See the CDC guidelines here.

Pain Patient Statistics

According to the CDC report:

  • The 1999–2002 National Health and Nutrition Examination Survey estimated that 14.6% of adults have current widespread or localized pain lasting at least 3 months.
  • Based on a survey conducted during 2001–2003, the overall prevalence of common, predominantly musculoskeletal pain conditions (e.g., arthritis, rheumatism, chronic back or neck problems, and frequent severe headaches) was estimated at 43% among adults in the United States.
  • Most recently, an analysis of data from the 2012 National Health Interview Study showed that 11.2% of adults report having daily pain.
  • On the basis of data available from health systems, researchers estimate that 9.6–11.5 million adults, or approximately 3%–4% of the adult U.S. population, were prescribed long-term opioid therapy in 2005.

Reinterpreting The Guidelines

Some people wonder if the changes in prescription regulations are even helping. The rate of prescribing opioids has dropped every year since 2011, and still, opioid overdose deaths have continued to skyrocket during that same time frame.

Risks associated with denying prescription painkillers to pain patients include a loss of productivity, inability to function, medical decline, and increased risk of suicide. Individuals are losing their livelihoods and even their lives because they are unable to deal with chronic pain day after day.

The American Medical Association has recently pushed back against the misapplication of the CDC’s guidelines. At its meeting last November, the AMA adopted a series of resolutions describing its stance.

“Our AMA affirms that some patients with acute or chronic pain can benefit from taking opioids at greater dosages than recommended by the CDC Guidelines for Prescribing Opioids for chronic pain and that such care may be medically necessary and appropriate.

Our AMA advocates against the misapplication of the CDC Guidelines for Prescribing Opioids by pharmacists, health insurers, pharmacy benefit managers, legislatures, and governmental and private regulatory bodies in ways that prevent or limit access to opioid analgesia.

Our AMA advocates that no entity should use MME thresholds as anything more than guidance, and physicians should not be subject to professional discipline, loss of board certification, loss of clinical privileges, criminal prosecution, civil liability, or other penalties or practice limitations solely for prescribing opioids at a quantitative level above the MME thresholds found in the CDC Guidelines for Prescribing Opioids.”

Finding The Balance

So, what should be done?
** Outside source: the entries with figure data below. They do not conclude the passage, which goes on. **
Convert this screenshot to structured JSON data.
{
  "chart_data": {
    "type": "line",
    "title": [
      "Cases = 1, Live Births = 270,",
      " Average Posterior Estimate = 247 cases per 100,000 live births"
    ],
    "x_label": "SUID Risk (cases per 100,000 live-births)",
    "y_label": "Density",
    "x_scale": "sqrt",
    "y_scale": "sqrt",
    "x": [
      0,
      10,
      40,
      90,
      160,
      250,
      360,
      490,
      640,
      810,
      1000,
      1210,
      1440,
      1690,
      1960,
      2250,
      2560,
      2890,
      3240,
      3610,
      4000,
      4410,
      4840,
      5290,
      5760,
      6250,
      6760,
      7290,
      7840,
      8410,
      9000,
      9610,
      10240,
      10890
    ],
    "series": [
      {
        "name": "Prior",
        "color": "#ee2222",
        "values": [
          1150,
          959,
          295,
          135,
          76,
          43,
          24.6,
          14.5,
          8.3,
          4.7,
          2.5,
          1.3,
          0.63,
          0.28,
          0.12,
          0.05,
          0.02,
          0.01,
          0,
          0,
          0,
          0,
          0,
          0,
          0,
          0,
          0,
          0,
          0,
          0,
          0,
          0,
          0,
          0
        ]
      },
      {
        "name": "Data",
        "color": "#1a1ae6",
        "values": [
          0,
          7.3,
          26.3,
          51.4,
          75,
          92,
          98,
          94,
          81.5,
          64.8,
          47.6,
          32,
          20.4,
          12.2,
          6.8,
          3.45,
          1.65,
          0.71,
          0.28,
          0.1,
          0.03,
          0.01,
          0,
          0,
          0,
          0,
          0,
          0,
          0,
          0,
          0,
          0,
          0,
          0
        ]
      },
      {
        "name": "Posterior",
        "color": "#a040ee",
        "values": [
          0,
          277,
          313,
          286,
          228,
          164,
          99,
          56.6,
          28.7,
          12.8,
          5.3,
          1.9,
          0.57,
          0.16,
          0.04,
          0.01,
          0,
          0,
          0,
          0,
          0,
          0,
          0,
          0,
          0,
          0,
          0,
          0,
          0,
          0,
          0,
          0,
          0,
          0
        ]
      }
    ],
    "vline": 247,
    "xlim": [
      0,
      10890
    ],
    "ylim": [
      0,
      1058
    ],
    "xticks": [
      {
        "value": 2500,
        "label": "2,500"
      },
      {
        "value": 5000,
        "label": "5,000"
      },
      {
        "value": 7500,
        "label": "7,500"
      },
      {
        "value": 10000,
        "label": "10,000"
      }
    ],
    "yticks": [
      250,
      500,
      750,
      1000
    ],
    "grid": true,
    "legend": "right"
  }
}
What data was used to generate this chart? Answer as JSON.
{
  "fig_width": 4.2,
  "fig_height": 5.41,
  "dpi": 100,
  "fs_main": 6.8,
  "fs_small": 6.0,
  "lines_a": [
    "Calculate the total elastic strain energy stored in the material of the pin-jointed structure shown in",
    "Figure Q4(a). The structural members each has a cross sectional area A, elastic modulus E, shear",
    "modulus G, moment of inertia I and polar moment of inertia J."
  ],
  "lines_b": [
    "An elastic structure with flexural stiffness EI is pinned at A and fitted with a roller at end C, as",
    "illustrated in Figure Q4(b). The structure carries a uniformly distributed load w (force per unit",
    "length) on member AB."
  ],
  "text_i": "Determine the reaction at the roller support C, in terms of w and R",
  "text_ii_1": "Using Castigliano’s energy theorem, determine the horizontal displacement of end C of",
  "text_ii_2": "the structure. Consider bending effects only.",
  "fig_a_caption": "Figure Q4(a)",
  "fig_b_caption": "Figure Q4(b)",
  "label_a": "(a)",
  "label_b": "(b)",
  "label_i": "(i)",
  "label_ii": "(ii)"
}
Prescription painkillers are addicting, and even when used as prescribed at first, can cause dependence and eventually addiction and drug-seeking behavior. First of all, we need to create better awareness of the dangers of any type of drug use. Doctors should try alternative forms of treatment whenever possible, and for those who require prescription opioids, they should be prescribed with care. Patients should be monitored closely for dependence and signs of abuse while on the medication, and patients should be screened for addiction prior to going on the medications.

On the other hand, physicians should be trusted enough to know which patients need more pain relief and should be allowed to prescribe based on the individual’s needs. Finding the balance between necessary pain relief and drug-seeking behavior is difficult, but if medical facilities take the CDC’s recommendations as just that and not requirements, we will provide more options for patients who desperately need this pain relief.